Здесь я окончательно убедился, что «Красное северное сияние» действительно представляет собою изумительный источник точного знания. Надо было видеть выражение лица Хэрста при этом замечании, основанном на прочитанном мною исследовании о мурманских сельдях.
— Где, где вы прочли это?!
Я скромно назвал источник, в котором было опубликовано столь важное для палеонтологии сообщение.

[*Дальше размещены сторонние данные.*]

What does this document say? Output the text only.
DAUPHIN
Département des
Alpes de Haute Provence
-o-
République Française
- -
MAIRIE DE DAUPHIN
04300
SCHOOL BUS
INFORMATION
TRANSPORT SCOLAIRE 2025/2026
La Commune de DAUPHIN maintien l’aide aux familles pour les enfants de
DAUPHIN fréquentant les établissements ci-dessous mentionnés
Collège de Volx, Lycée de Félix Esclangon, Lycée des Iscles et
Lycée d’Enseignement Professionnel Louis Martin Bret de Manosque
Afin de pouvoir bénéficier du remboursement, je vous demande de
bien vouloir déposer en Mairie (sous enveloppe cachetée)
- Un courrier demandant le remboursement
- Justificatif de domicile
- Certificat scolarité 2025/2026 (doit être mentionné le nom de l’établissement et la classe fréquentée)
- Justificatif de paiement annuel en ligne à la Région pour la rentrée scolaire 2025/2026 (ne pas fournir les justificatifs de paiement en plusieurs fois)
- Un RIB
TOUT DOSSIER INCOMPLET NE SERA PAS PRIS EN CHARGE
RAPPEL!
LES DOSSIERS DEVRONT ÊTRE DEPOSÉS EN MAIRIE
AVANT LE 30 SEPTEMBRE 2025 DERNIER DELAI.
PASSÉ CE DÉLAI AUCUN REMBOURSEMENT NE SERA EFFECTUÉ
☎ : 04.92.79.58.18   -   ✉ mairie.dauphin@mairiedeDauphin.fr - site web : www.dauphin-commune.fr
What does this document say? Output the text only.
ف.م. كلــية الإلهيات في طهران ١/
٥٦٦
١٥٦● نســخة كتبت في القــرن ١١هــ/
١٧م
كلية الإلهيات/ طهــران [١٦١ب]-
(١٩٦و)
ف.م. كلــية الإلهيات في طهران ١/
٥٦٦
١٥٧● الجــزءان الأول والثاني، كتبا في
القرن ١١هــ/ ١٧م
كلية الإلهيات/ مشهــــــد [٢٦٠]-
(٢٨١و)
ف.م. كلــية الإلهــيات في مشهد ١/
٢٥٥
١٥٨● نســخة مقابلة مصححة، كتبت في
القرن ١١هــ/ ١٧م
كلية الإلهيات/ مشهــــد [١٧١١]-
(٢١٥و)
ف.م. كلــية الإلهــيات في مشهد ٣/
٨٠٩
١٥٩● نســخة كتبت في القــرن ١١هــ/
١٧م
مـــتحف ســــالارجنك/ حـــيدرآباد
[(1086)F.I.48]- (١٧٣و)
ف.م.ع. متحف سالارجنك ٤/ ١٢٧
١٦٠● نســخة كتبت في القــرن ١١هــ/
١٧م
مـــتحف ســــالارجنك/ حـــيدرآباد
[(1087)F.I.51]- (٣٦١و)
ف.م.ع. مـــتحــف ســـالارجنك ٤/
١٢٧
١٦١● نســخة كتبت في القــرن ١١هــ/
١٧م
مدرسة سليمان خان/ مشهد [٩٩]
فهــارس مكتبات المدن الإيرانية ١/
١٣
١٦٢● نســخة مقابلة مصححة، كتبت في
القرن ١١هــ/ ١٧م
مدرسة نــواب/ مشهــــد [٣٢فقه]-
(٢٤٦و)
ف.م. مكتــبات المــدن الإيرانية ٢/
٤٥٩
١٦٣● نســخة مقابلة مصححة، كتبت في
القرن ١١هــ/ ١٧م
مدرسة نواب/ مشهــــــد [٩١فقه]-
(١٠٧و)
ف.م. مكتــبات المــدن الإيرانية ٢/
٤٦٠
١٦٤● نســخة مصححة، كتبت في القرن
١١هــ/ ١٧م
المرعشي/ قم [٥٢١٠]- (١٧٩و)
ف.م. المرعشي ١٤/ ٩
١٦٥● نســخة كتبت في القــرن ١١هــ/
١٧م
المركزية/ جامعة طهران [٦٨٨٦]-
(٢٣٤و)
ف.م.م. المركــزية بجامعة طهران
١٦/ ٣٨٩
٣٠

— Но у нас нет более никаких доказательств того, что этот рисунок не случайность, не простая игра природы, а что он высечен, и высечен не в наше время! Ведь и Рандольф мог бы выбить долотом то, что вы видите. Беда в том, что университетские записи, где значилось об открытии Томазия Мена, погибли сорок лет тому назад при пожаре библиотеки…

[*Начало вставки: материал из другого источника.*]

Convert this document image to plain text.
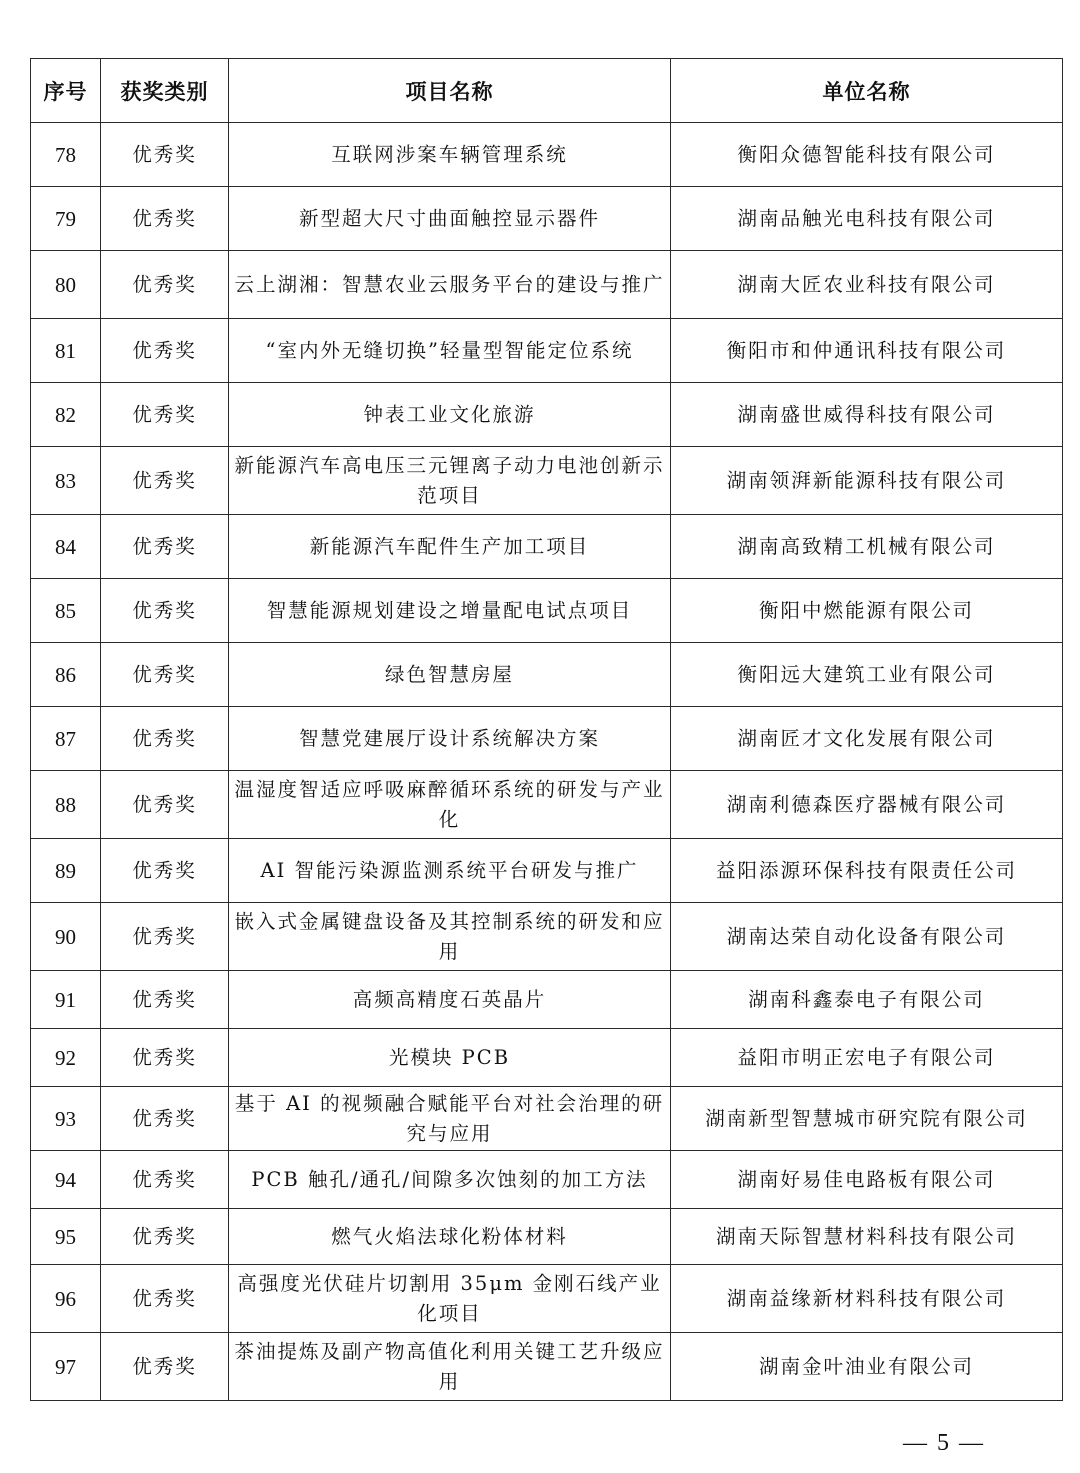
序号	获奖类别	项目名称	单位名称
78	优秀奖	互联网涉案车辆管理系统	衡阳众德智能科技有限公司
79	优秀奖	新型超大尺寸曲面触控显示器件	湖南品触光电科技有限公司
80	优秀奖	云上湖湘：智慧农业云服务平台的建设与推广	湖南大匠农业科技有限公司
81	优秀奖	“室内外无缝切换”轻量型智能定位系统	衡阳市和仲通讯科技有限公司
82	优秀奖	钟表工业文化旅游	湖南盛世威得科技有限公司
83	优秀奖	新能源汽车高电压三元锂离子动力电池创新示范项目	湖南领湃新能源科技有限公司
84	优秀奖	新能源汽车配件生产加工项目	湖南高致精工机械有限公司
85	优秀奖	智慧能源规划建设之增量配电试点项目	衡阳中燃能源有限公司
86	优秀奖	绿色智慧房屋	衡阳远大建筑工业有限公司
87	优秀奖	智慧党建展厅设计系统解决方案	湖南匠才文化发展有限公司
88	优秀奖	温湿度智适应呼吸麻醉循环系统的研发与产业化	湖南利德森医疗器械有限公司
89	优秀奖	AI 智能污染源监测系统平台研发与推广	益阳添源环保科技有限责任公司
90	优秀奖	嵌入式金属键盘设备及其控制系统的研发和应用	湖南达荣自动化设备有限公司
91	优秀奖	高频高精度石英晶片	湖南科鑫泰电子有限公司
92	优秀奖	光模块 PCB	益阳市明正宏电子有限公司
93	优秀奖	基于 AI 的视频融合赋能平台对社会治理的研究与应用	湖南新型智慧城市研究院有限公司
94	优秀奖	PCB 触孔/通孔/间隙多次蚀刻的加工方法	湖南好易佳电路板有限公司
95	优秀奖	燃气火焰法球化粉体材料	湖南天际智慧材料科技有限公司
96	优秀奖	高强度光伏硅片切割用 35μm 金刚石线产业化项目	湖南益缘新材料科技有限公司
97	优秀奖	茶油提炼及副产物高值化利用关键工艺升级应用	湖南金叶油业有限公司
— 5 —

— Неприятное препятствие, — проговорил я из соболезнования.
Он помолчал.
— Конечно то, что может появиться на страницах газет, родившись в головах моряков и фантазеров, еще не для науки! Надо доказать! Правда, сам Гетчинсон говаривал не раз отцу, что если морские змеи не существуют, то существовали. Но отец, видите ли, хочет найти подтверждения теперешнего существования их.
— Происхождение морского змея от ящериц несомненно. Ящерицы убедились, что, изгибая тело и опираясь на ребра, двигаться легче и — превратили ноги в парные плавники, как у рыб.

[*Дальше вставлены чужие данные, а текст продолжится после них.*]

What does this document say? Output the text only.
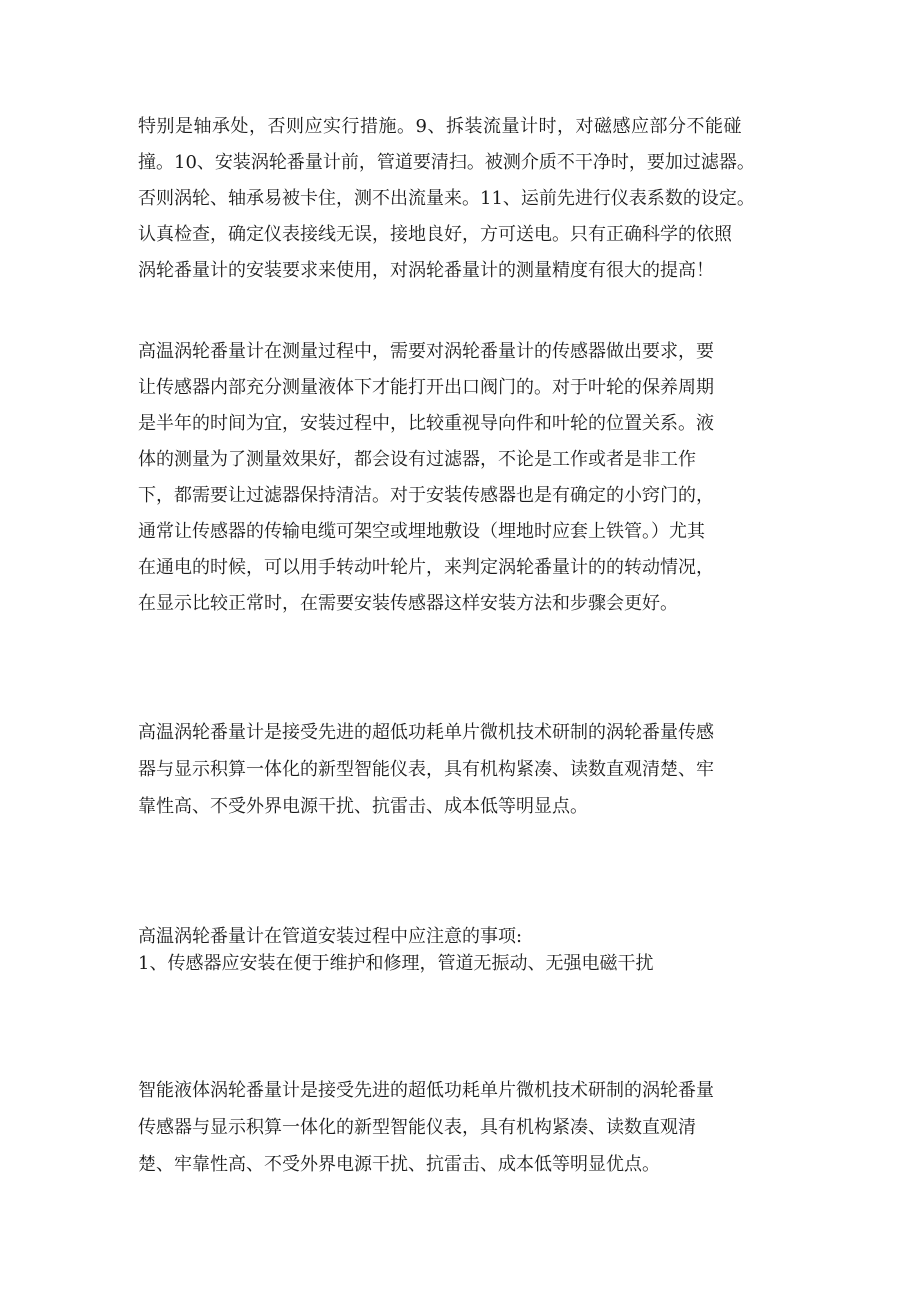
特别是轴承处，否则应实行措施。9、拆装流量计时，对磁感应部分不能碰
撞。10、安装涡轮番量计前，管道要清扫。被测介质不干净时，要加过滤器。
否则涡轮、轴承易被卡住，测不出流量来。11、运前先进行仪表系数的设定。
认真检查，确定仪表接线无误，接地良好，方可送电。只有正确科学的依照
涡轮番量计的安装要求来使用，对涡轮番量计的测量精度有很大的提高！
高温涡轮番量计在测量过程中，需要对涡轮番量计的传感器做出要求，要
让传感器内部充分测量液体下才能打开出口阀门的。对于叶轮的保养周期
是半年的时间为宜，安装过程中，比较重视导向件和叶轮的位置关系。液
体的测量为了测量效果好，都会设有过滤器，不论是工作或者是非工作
下，都需要让过滤器保持清洁。对于安装传感器也是有确定的小窍门的，
通常让传感器的传输电缆可架空或埋地敷设（埋地时应套上铁管。）尤其
在通电的时候，可以用手转动叶轮片，来判定涡轮番量计的的转动情况，
在显示比较正常时，在需要安装传感器这样安装方法和步骤会更好。
高温涡轮番量计是接受先进的超低功耗单片微机技术研制的涡轮番量传感
器与显示积算一体化的新型智能仪表，具有机构紧凑、读数直观清楚、牢
靠性高、不受外界电源干扰、抗雷击、成本低等明显点。
高温涡轮番量计在管道安装过程中应注意的事项:
1、传感器应安装在便于维护和修理，管道无振动、无强电磁干扰
智能液体涡轮番量计是接受先进的超低功耗单片微机技术研制的涡轮番量
传感器与显示积算一体化的新型智能仪表，具有机构紧凑、读数直观清
楚、牢靠性高、不受外界电源干扰、抗雷击、成本低等明显优点。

Говоривший усмехнулся, взглянув на меня. Затем он несколько саркастически добавил:
— Вашему соотечественнику, господину Бергу[8], так яростно напавшему на Дарвина, придется пересмотреть свои взгляды. Знаменитая теория было зашаталась под его ударами, но ее, как видите, спасает морской змей!
Пришел мой черед улыбнуться, но из вежливости я сдержался. Я только спросил:
— По закону эволюции низшие виды вытесняются высшими. Но почему же гигантские морские звери вымерли окончательно, а крокодилы, например, сохранились до наших дней? Ваша теория не отвечает на этот главный вопрос!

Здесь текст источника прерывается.